AboutKathleen Nickerson, PhD Expertise Do you feel like your partner is pulling away or pushing you away? Feel invisible, unappreciated, unloved, and neglected? It doesn't have to be this way and I'd love to help you. As an expert in working with couples who want to strengthen and repair their relationships, I've worked with many people who feel just the way you do. I understand how painful and hurtful these situations can be; it would be my honor to assist you. I am a licensed clinical psychologist with special training in couples counseling.
Experience I am a licensed clinical psychologist who specializes in helping couples strengthen and repair their relationships. I love what I do because I love love - I am eternally optimistic about relationships and believe that any marriage can be made better.
Organizations American Psychological Association
Orange County Psychological Association
University of California IRB
Orange County Mental Health Board
Founder, Mental Health Advisory Board, OH, Inc.
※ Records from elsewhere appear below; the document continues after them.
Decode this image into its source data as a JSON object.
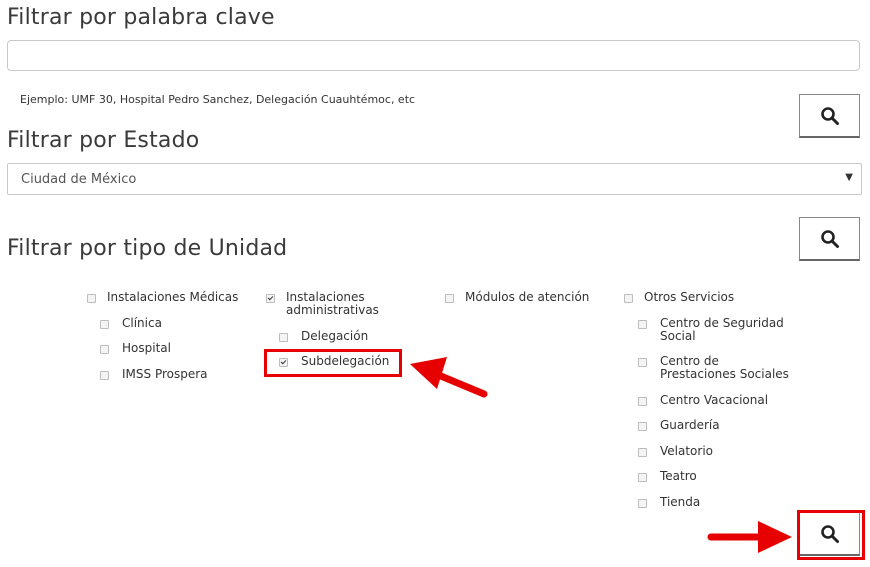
{
  "keyword_filter": {
    "title": "Filtrar por palabra clave",
    "input_value": "",
    "hint": "Ejemplo: UMF 30, Hospital Pedro Sanchez, Delegación Cuauhtémoc, etc"
  },
  "state_filter": {
    "title": "Filtrar por Estado",
    "selected": "Ciudad de México"
  },
  "unit_filter": {
    "title": "Filtrar por tipo de Unidad",
    "groups": [
      {
        "label": "Instalaciones Médicas",
        "checked": false,
        "items": [
          {
            "label": "Clínica",
            "checked": false
          },
          {
            "label": "Hospital",
            "checked": false
          },
          {
            "label": "IMSS Prospera",
            "checked": false
          }
        ]
      },
      {
        "label_line1": "Instalaciones",
        "label_line2": "administrativas",
        "checked": true,
        "items": [
          {
            "label": "Delegación",
            "checked": false
          },
          {
            "label": "Subdelegación",
            "checked": true
          }
        ]
      },
      {
        "label": "Módulos de atención",
        "checked": false,
        "items": []
      },
      {
        "label": "Otros Servicios",
        "checked": false,
        "items": [
          {
            "line1": "Centro de Seguridad",
            "line2": "Social",
            "checked": false
          },
          {
            "line1": "Centro de",
            "line2": "Prestaciones Sociales",
            "checked": false
          },
          {
            "label": "Centro Vacacional",
            "checked": false
          },
          {
            "label": "Guardería",
            "checked": false
          },
          {
            "label": "Velatorio",
            "checked": false
          },
          {
            "label": "Teatro",
            "checked": false
          },
          {
            "label": "Tienda",
            "checked": false
          }
        ]
      }
    ]
  },
  "icons": {
    "search": "search-icon",
    "caret": "chevron-down-icon",
    "arrow": "arrow-annotation"
  },
  "colors": {
    "annotation": "#e60000"
  }
}
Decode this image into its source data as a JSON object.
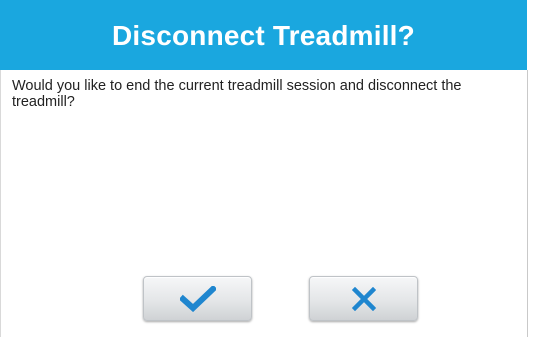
{
  "dialog": {
    "title": "Disconnect Treadmill?",
    "message": "Would you like to end the current treadmill session and disconnect the treadmill?"
  },
  "buttons": {
    "confirm_icon": "checkmark-icon",
    "cancel_icon": "close-icon"
  },
  "colors": {
    "header": "#1aa7df",
    "title_text": "#ffffff",
    "icon": "#1f86cf"
  }
}
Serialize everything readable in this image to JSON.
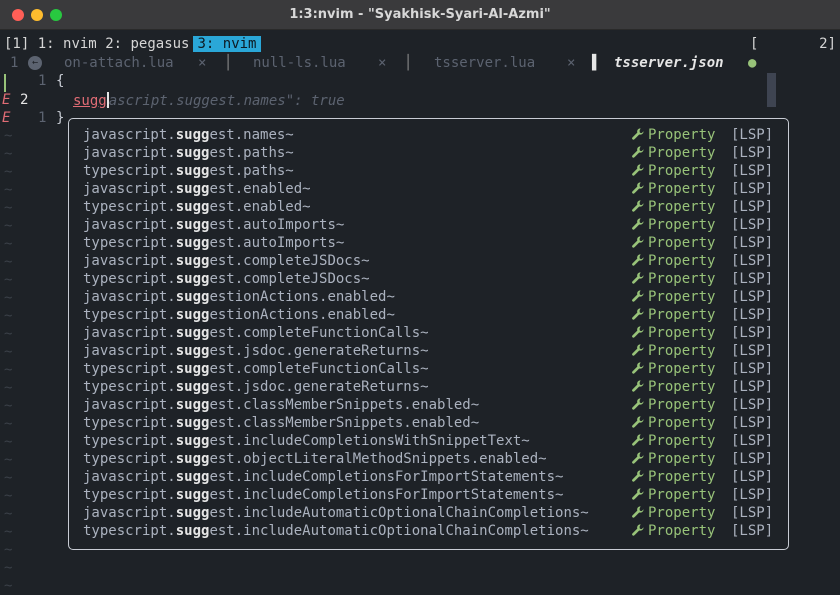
{
  "window": {
    "title": "1:3:nvim - \"Syakhisk-Syari-Al-Azmi\""
  },
  "tmux": {
    "session": "[1]",
    "windows": [
      "1: nvim",
      "2: pegasus"
    ],
    "active_window": "3: nvim",
    "right_bracket": "[",
    "right_count": "2]"
  },
  "bufferline": {
    "number": "1",
    "tabs": [
      {
        "name": "on-attach.lua",
        "close": "×",
        "active": false
      },
      {
        "name": "null-ls.lua",
        "close": "×",
        "active": false
      },
      {
        "name": "tsserver.lua",
        "close": "×",
        "active": false
      },
      {
        "name": "tsserver.json",
        "modified": "●",
        "active": true
      }
    ]
  },
  "editor": {
    "lines": [
      {
        "sign": "",
        "number": "1",
        "text": "{"
      },
      {
        "sign": "E",
        "number": "2",
        "typed": "sugg",
        "ghost": "ascript.suggest.names\": true"
      },
      {
        "sign": "E",
        "number": "1",
        "text": "}"
      }
    ]
  },
  "completion": {
    "match": "sugg",
    "kind_icon": "wrench-icon",
    "items": [
      {
        "pre": "javascript.",
        "match": "sugg",
        "post": "est.names~",
        "kind": "Property",
        "source": "[LSP]"
      },
      {
        "pre": "javascript.",
        "match": "sugg",
        "post": "est.paths~",
        "kind": "Property",
        "source": "[LSP]"
      },
      {
        "pre": "typescript.",
        "match": "sugg",
        "post": "est.paths~",
        "kind": "Property",
        "source": "[LSP]"
      },
      {
        "pre": "javascript.",
        "match": "sugg",
        "post": "est.enabled~",
        "kind": "Property",
        "source": "[LSP]"
      },
      {
        "pre": "typescript.",
        "match": "sugg",
        "post": "est.enabled~",
        "kind": "Property",
        "source": "[LSP]"
      },
      {
        "pre": "javascript.",
        "match": "sugg",
        "post": "est.autoImports~",
        "kind": "Property",
        "source": "[LSP]"
      },
      {
        "pre": "typescript.",
        "match": "sugg",
        "post": "est.autoImports~",
        "kind": "Property",
        "source": "[LSP]"
      },
      {
        "pre": "javascript.",
        "match": "sugg",
        "post": "est.completeJSDocs~",
        "kind": "Property",
        "source": "[LSP]"
      },
      {
        "pre": "typescript.",
        "match": "sugg",
        "post": "est.completeJSDocs~",
        "kind": "Property",
        "source": "[LSP]"
      },
      {
        "pre": "javascript.",
        "match": "sugg",
        "post": "estionActions.enabled~",
        "kind": "Property",
        "source": "[LSP]"
      },
      {
        "pre": "typescript.",
        "match": "sugg",
        "post": "estionActions.enabled~",
        "kind": "Property",
        "source": "[LSP]"
      },
      {
        "pre": "javascript.",
        "match": "sugg",
        "post": "est.completeFunctionCalls~",
        "kind": "Property",
        "source": "[LSP]"
      },
      {
        "pre": "javascript.",
        "match": "sugg",
        "post": "est.jsdoc.generateReturns~",
        "kind": "Property",
        "source": "[LSP]"
      },
      {
        "pre": "typescript.",
        "match": "sugg",
        "post": "est.completeFunctionCalls~",
        "kind": "Property",
        "source": "[LSP]"
      },
      {
        "pre": "typescript.",
        "match": "sugg",
        "post": "est.jsdoc.generateReturns~",
        "kind": "Property",
        "source": "[LSP]"
      },
      {
        "pre": "javascript.",
        "match": "sugg",
        "post": "est.classMemberSnippets.enabled~",
        "kind": "Property",
        "source": "[LSP]"
      },
      {
        "pre": "typescript.",
        "match": "sugg",
        "post": "est.classMemberSnippets.enabled~",
        "kind": "Property",
        "source": "[LSP]"
      },
      {
        "pre": "typescript.",
        "match": "sugg",
        "post": "est.includeCompletionsWithSnippetText~",
        "kind": "Property",
        "source": "[LSP]"
      },
      {
        "pre": "typescript.",
        "match": "sugg",
        "post": "est.objectLiteralMethodSnippets.enabled~",
        "kind": "Property",
        "source": "[LSP]"
      },
      {
        "pre": "javascript.",
        "match": "sugg",
        "post": "est.includeCompletionsForImportStatements~",
        "kind": "Property",
        "source": "[LSP]"
      },
      {
        "pre": "typescript.",
        "match": "sugg",
        "post": "est.includeCompletionsForImportStatements~",
        "kind": "Property",
        "source": "[LSP]"
      },
      {
        "pre": "javascript.",
        "match": "sugg",
        "post": "est.includeAutomaticOptionalChainCompletions~",
        "kind": "Property",
        "source": "[LSP]"
      },
      {
        "pre": "typescript.",
        "match": "sugg",
        "post": "est.includeAutomaticOptionalChainCompletions~",
        "kind": "Property",
        "source": "[LSP]"
      }
    ]
  }
}
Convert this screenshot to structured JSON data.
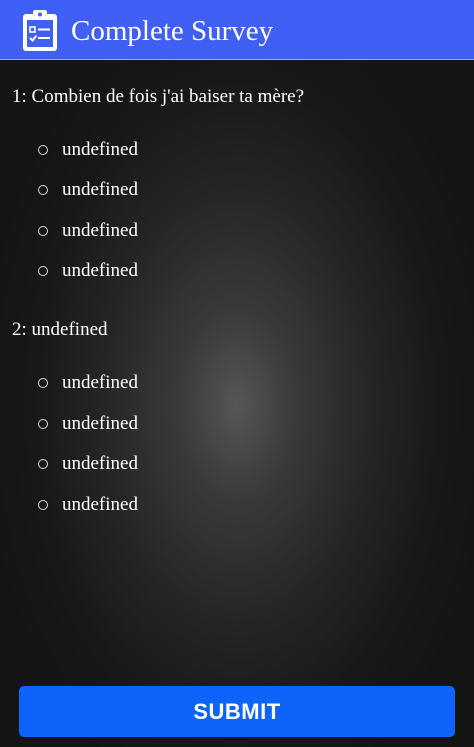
{
  "header": {
    "title": "Complete Survey",
    "icon": "clipboard-check-icon",
    "background_color": "#3f5ff5"
  },
  "questions": [
    {
      "text": "1: Combien de fois j'ai baiser ta mère?",
      "options": [
        "undefined",
        "undefined",
        "undefined",
        "undefined"
      ]
    },
    {
      "text": "2: undefined",
      "options": [
        "undefined",
        "undefined",
        "undefined",
        "undefined"
      ]
    }
  ],
  "submit": {
    "label": "SUBMIT",
    "color": "#0d63fa"
  }
}
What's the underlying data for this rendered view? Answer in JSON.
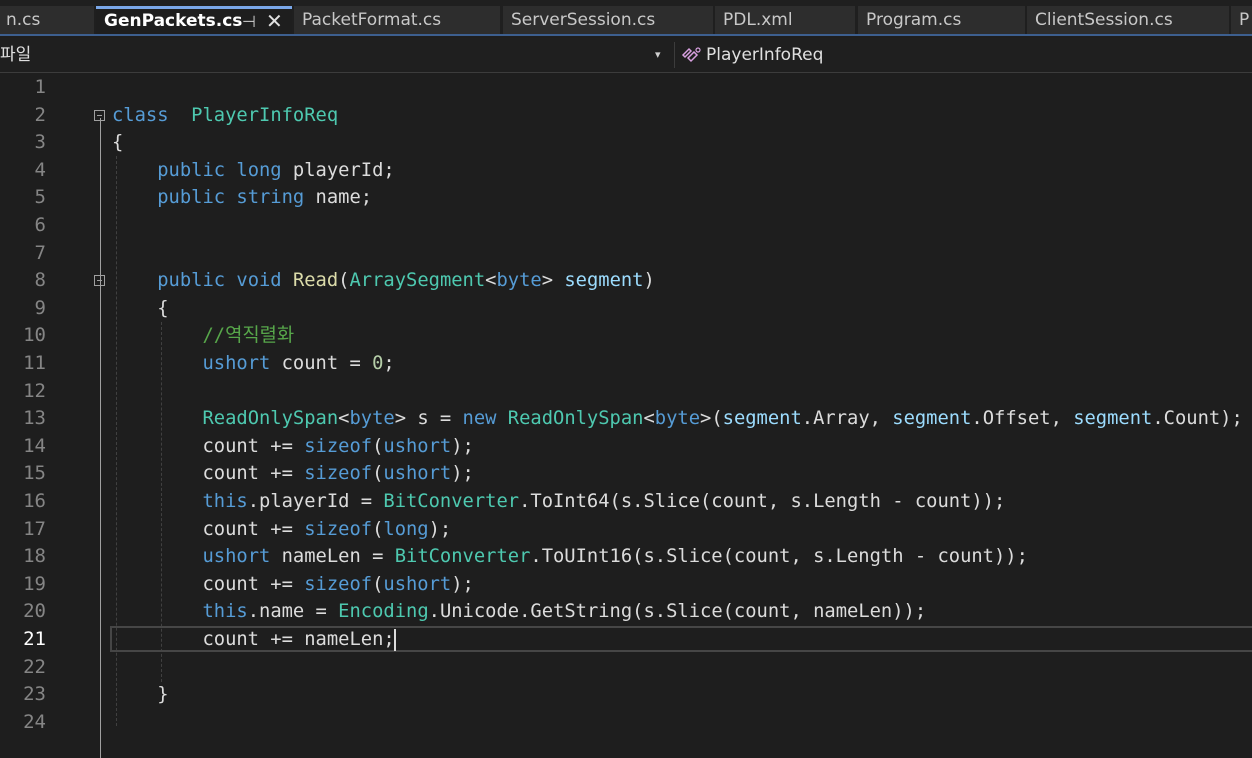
{
  "tabs": [
    {
      "label": "n.cs"
    },
    {
      "label": "GenPackets.cs",
      "active": true,
      "pin": "⊣",
      "close": "✕"
    },
    {
      "label": "PacketFormat.cs"
    },
    {
      "label": "ServerSession.cs"
    },
    {
      "label": "PDL.xml"
    },
    {
      "label": "Program.cs"
    },
    {
      "label": "ClientSession.cs"
    },
    {
      "label": "P"
    }
  ],
  "navbar": {
    "project": "파일",
    "dropdown_glyph": "▾",
    "member": "PlayerInfoReq",
    "member_icon": "class-icon"
  },
  "editor": {
    "current_line": 21,
    "line_numbers": [
      "1",
      "2",
      "3",
      "4",
      "5",
      "6",
      "7",
      "8",
      "9",
      "10",
      "11",
      "12",
      "13",
      "14",
      "15",
      "16",
      "17",
      "18",
      "19",
      "20",
      "21",
      "22",
      "23",
      "24"
    ],
    "lines": [
      [],
      [
        [
          "kw",
          "class"
        ],
        [
          "",
          "  "
        ],
        [
          "ty",
          "PlayerInfoReq"
        ]
      ],
      [
        [
          "",
          "{"
        ]
      ],
      [
        [
          "",
          "    "
        ],
        [
          "kw",
          "public"
        ],
        [
          "",
          " "
        ],
        [
          "kw",
          "long"
        ],
        [
          "",
          " playerId;"
        ]
      ],
      [
        [
          "",
          "    "
        ],
        [
          "kw",
          "public"
        ],
        [
          "",
          " "
        ],
        [
          "kw",
          "string"
        ],
        [
          "",
          " name;"
        ]
      ],
      [],
      [],
      [
        [
          "",
          "    "
        ],
        [
          "kw",
          "public"
        ],
        [
          "",
          " "
        ],
        [
          "kw",
          "void"
        ],
        [
          "",
          " "
        ],
        [
          "fn",
          "Read"
        ],
        [
          "",
          "("
        ],
        [
          "ty",
          "ArraySegment"
        ],
        [
          "",
          "<"
        ],
        [
          "kw",
          "byte"
        ],
        [
          "",
          "> "
        ],
        [
          "pm",
          "segment"
        ],
        [
          "",
          ")"
        ]
      ],
      [
        [
          "",
          "    {"
        ]
      ],
      [
        [
          "",
          "        "
        ],
        [
          "cm",
          "//역직렬화"
        ]
      ],
      [
        [
          "",
          "        "
        ],
        [
          "kw",
          "ushort"
        ],
        [
          "",
          " count = "
        ],
        [
          "nm",
          "0"
        ],
        [
          "",
          ";"
        ]
      ],
      [],
      [
        [
          "",
          "        "
        ],
        [
          "ty",
          "ReadOnlySpan"
        ],
        [
          "",
          "<"
        ],
        [
          "kw",
          "byte"
        ],
        [
          "",
          "> s = "
        ],
        [
          "kw",
          "new"
        ],
        [
          "",
          " "
        ],
        [
          "ty",
          "ReadOnlySpan"
        ],
        [
          "",
          "<"
        ],
        [
          "kw",
          "byte"
        ],
        [
          "",
          ">("
        ],
        [
          "pm",
          "segment"
        ],
        [
          "",
          ".Array, "
        ],
        [
          "pm",
          "segment"
        ],
        [
          "",
          ".Offset, "
        ],
        [
          "pm",
          "segment"
        ],
        [
          "",
          ".Count);"
        ]
      ],
      [
        [
          "",
          "        count += "
        ],
        [
          "kw",
          "sizeof"
        ],
        [
          "",
          "("
        ],
        [
          "kw",
          "ushort"
        ],
        [
          "",
          ");"
        ]
      ],
      [
        [
          "",
          "        count += "
        ],
        [
          "kw",
          "sizeof"
        ],
        [
          "",
          "("
        ],
        [
          "kw",
          "ushort"
        ],
        [
          "",
          ");"
        ]
      ],
      [
        [
          "",
          "        "
        ],
        [
          "kw",
          "this"
        ],
        [
          "",
          ".playerId = "
        ],
        [
          "ty",
          "BitConverter"
        ],
        [
          "",
          ".ToInt64(s.Slice(count, s.Length - count));"
        ]
      ],
      [
        [
          "",
          "        count += "
        ],
        [
          "kw",
          "sizeof"
        ],
        [
          "",
          "("
        ],
        [
          "kw",
          "long"
        ],
        [
          "",
          ");"
        ]
      ],
      [
        [
          "",
          "        "
        ],
        [
          "kw",
          "ushort"
        ],
        [
          "",
          " nameLen = "
        ],
        [
          "ty",
          "BitConverter"
        ],
        [
          "",
          ".ToUInt16(s.Slice(count, s.Length - count));"
        ]
      ],
      [
        [
          "",
          "        count += "
        ],
        [
          "kw",
          "sizeof"
        ],
        [
          "",
          "("
        ],
        [
          "kw",
          "ushort"
        ],
        [
          "",
          ");"
        ]
      ],
      [
        [
          "",
          "        "
        ],
        [
          "kw",
          "this"
        ],
        [
          "",
          ".name = "
        ],
        [
          "ty",
          "Encoding"
        ],
        [
          "",
          ".Unicode.GetString(s.Slice(count, nameLen));"
        ]
      ],
      [
        [
          "",
          "        count += nameLen;"
        ]
      ],
      [],
      [
        [
          "",
          "    }"
        ]
      ],
      []
    ]
  }
}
Publications I love to share my knowledge with others and in recent years, I have had the privilege of speaking at more than 150 local and national conferences and training programs. I have also been a featured guest on numerous local radio and television programs. In addition to speaking, I enjoy writing and have written over 75 professional publications. My first book, Speaking Up: How to Get Help for Children Living in Abusive Homes, is used as a textbook for teachers and provides a comprehensive overview of child abuse reporting. I collaborated with colleagues to write Save the Date, a curriculum for the United States Department of Justice for teens on developing healthy dating relationships. I am currently at work on two new books to be released later this year: It's All In Your Head: Secrets To Staying Happy and Healthy & Divorcing Your Inner Fat Girl: The Smart Woman's Guide To Emotional Health After Weight Loss.
Education/Credentials PhD - Clinical Psychology, Capella University
MA - Developmental Psychology, Capella University
B - Chemistry, University of California, Irvine
Awards and Honors Please see my website for a complete bio: www.drkathynickerson.com
Question Hi. I've been dating my boyfriend for almost 2 years. He's never treated me the best, he acts like him always the reason we fight and he does anything wrong, and acts like him nothing to him. but when we are together and getting along, its great and were so in love and happy. but lately hes left me for his friends. he says he'll call me the next day then doesn't call until late and he only calls me as if he's checking in, not to talk. He doesn't seem to have any interest of being with me, he stopped saying he loves me on the phone when we do talk for a minute at night. I don't know what going on and i really don't know what to do please help me.
Answer Hi Victoria. Thanks so much for your question, I am sorry this is such a painful time for you.
I don't know what's going on with your boyfriend right now and why he might be pulling away, but it definitely sounds like he is. When you have talked with him about why he's not calling and why you guys aren't spending as much time together, what does he say?
If you haven't talked to him about this yet, you might say, "John, lately I've noticed that we're not talking as much and I really miss you. How have you been feeling about things lately?" Then you can take it from there....
Best case scenario is that he'll tell you he's been busy, he's been working, he's had a lot on his mind and he'll work with you to fix things.
It might also be possible that he's distancing himself because he's unsure about the relationship.
You really want to know which way he's leaning and I think it's ok to be honest and ask about this.
I hope this helps, please let me know how it goes.